Vor EU-Gipfel

Kritik an Europas Rolle im Nahost-Krieg: «Völlig irrelevant»

Die EU-Mitgliedstaaten sind sich über den Umgang mit Forderungen nach einem sofortigen humanitären Waffenstillstand für den Gazastreifen uneinig. Das löst Ärger in den eigenen Reihen aus.

Kritik an Europas Rolle im Nahost-Krieg: «Völlig irrelevant»

Der SPD-Außenpolitiker Michael Roth hat den EU-Streit über die Positionierung zum Gaza-Krieg scharf kritisiert. «Europa ist gespalten. Und wenn Europa gespalten ist, ist es völlig irrelevant», sagte der Vorsitzende des Auswärtigen Ausschusses des Bundestags im ARD-«Morgenmagazin». «Wir tragen derzeit nichts zu einer dauerhaften Lösung im Nahen Osten bei, weil wir auch Zweifel lassen an der Solidarität und an der Freundschaft mit Israel.»

Roth kritisierte: «Wenn man sich jetzt für einen Waffenstillstand ausspricht, während vielleicht sogar in diesem Moment Hamas-Raketen Menschenleben in Israel zerstören oder zu zerstören versuchen», dann nehme man Israel «das Recht, die Infrastruktur des Terrorismus im Gazastreifen zu zerstören».

Wenn man aber über humanitäre Pausen spreche, sei das etwas ganz anderes. «Wir wollen ja auch, dass Hilfsgüter so schnell wie irgendwie möglich auch die Zivilisten und Zivilisten im Gazastreifen erreichen.»

Asselborn: Europa muss gemeinsame Linie finden

Auch der luxemburgische Außenminister Jean Asselborn rief die EU-Staaten zu einer gemeinsamen Linie auf. Wenn die EU politischen Einfluss auf Lösungen im Nahost-Konflikt haben wolle, «muss sie zumindest eine gemeinsame Linie haben. Wissen, was sie will», sagte Asselborn in einem Interview des Deutschlandfunks.

Noch vor einigen Jahren habe die EU eine gemeinsame Linie gehabt, erinnerte Asselborn. Diese habe besagt, dass Jerusalem die Hauptstadt Israels und im Ostteil auch die Hauptstadt der Palästinenser sei, und die Grenzen von Palästina die von 1967 seien. «Dazu sind wir heute nicht mehr im Stande», sagte Asselborn.

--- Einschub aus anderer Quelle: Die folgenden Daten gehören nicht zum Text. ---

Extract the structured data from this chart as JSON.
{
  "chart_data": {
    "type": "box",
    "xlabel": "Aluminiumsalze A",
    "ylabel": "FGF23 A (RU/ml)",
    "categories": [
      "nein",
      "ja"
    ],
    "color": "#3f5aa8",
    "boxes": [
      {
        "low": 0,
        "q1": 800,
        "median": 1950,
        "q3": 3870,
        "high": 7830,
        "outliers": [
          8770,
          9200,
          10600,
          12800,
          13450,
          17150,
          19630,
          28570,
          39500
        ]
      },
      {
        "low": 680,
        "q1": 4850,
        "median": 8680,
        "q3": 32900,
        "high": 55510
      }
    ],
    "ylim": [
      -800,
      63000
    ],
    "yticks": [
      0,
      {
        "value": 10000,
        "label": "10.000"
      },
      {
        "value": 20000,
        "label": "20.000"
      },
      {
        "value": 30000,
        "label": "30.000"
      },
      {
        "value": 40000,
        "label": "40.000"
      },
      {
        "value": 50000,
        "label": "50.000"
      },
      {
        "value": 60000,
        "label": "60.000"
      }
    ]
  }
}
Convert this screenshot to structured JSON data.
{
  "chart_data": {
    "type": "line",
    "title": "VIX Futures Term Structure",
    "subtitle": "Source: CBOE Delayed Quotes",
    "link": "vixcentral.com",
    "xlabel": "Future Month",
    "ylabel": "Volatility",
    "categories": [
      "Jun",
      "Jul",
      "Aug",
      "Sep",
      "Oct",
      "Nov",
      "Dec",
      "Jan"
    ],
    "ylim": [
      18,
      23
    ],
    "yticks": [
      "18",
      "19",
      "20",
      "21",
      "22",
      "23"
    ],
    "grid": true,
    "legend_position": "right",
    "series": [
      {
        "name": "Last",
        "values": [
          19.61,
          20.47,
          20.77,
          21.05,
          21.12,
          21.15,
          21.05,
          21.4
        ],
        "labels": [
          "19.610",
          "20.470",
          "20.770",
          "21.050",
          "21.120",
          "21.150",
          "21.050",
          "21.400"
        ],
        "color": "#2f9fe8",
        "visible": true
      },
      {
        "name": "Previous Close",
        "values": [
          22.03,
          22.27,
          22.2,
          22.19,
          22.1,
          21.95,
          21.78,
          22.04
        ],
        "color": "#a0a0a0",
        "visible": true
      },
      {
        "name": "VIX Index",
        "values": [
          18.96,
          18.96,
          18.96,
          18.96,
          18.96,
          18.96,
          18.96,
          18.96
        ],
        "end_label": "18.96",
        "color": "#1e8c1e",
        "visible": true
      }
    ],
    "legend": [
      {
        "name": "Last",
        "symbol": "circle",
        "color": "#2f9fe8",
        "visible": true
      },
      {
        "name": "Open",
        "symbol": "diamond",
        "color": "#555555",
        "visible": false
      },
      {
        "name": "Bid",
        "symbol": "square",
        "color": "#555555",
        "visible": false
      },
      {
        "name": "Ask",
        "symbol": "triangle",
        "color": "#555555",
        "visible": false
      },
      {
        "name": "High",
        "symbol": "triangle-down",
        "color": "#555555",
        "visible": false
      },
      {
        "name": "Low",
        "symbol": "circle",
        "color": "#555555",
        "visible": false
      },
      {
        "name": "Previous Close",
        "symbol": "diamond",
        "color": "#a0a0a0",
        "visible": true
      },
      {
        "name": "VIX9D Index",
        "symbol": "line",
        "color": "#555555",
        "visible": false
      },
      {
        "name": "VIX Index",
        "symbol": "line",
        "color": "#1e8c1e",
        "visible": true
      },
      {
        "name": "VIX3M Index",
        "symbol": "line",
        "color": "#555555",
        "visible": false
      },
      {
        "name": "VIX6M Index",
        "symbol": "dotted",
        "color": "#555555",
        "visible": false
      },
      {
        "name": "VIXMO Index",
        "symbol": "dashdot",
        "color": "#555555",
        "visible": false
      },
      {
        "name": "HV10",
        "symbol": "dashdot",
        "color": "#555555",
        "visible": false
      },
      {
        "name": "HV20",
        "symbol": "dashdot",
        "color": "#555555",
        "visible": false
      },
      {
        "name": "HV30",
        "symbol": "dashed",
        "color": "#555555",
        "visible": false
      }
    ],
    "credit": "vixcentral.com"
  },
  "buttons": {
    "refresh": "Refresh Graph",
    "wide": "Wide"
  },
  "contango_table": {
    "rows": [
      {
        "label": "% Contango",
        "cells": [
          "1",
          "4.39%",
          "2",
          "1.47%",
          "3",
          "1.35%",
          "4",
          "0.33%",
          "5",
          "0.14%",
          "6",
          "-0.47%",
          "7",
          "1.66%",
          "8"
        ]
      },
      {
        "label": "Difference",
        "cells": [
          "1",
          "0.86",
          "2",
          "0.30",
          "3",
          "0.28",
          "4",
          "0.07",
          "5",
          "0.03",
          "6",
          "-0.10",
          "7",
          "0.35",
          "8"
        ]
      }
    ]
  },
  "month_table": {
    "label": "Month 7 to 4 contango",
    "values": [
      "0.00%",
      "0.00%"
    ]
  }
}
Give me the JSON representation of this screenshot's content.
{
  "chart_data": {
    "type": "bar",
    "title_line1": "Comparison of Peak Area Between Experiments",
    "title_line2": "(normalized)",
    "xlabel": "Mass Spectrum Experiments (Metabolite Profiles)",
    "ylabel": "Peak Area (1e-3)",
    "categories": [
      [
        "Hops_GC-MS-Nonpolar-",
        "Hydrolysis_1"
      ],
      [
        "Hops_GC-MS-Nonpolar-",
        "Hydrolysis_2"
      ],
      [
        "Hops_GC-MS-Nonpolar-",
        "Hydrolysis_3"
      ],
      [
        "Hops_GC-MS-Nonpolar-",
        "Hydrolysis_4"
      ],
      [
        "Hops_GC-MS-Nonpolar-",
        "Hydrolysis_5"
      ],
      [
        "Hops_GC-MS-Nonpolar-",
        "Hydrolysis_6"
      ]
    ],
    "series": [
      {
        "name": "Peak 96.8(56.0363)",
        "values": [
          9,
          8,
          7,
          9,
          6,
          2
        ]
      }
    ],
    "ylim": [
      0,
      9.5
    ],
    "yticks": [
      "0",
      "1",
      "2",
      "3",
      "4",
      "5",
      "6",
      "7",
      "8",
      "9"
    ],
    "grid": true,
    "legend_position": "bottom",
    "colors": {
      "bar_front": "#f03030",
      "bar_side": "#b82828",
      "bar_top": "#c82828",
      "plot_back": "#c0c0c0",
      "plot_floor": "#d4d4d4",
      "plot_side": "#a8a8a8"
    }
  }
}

Mit Blick auf die heute unterschiedlichen Positionen innerhalb der EU vertrat er den Standpunkt, dass es letztlich «um die fundamentalsten Menschenrechte» gehe, «dass jedes Volk ein Recht hat auf einen eigenen Staat».

Die Raketen aus Gaza auf Israel seien «unter keinen Umständen» zu verteidigen, sagte Asselborn. Wenn aber Israelis im Westjordanland andauernd Land «annektieren, das eigentlich den Palästinensern gehört», müsse in Israel klar gesagt werden, dass das aufhören müsse. Sonst werde es «keine Chance auf einen dauerhaften Frieden» geben.

Gipfeltreffen in Brüssel

Im Vorfeld des EU-Gipfels heute in Brüssel gab es Streit unter den Mitgliedstaaten über den Umgang mit Forderungen nach einem sofortigen humanitären Waffenstillstand für den Gazastreifen. Länder wie Deutschland und Österreich sind dagegen, dass sich die EU solchen Aufrufen anschließt, Länder wie Spanien oder Irland hingegen dafür. Als möglicher Kompromiss gilt, dass sich die Staats- und Regierungschefs für Feuerpausen für sichere Hilfslieferungen aussprechen.

Roth sagte mit Blick auf den Terrorangriff der Hamas auf Israel am 7. Oktober: «Das ist nicht irgendein Krieg, sondern Terroristen haben mit unmenschlich vielen Opfern deutlich gemacht: Wir wollen Israel vernichten und wir wollen, dass Israel von dieser Landkarte ausgelöscht wird.» Man müsse deutlich machen, dass Israel das Recht habe, «seine eigene Bevölkerung vor diesem Hamas-Terrorismus zu schützen».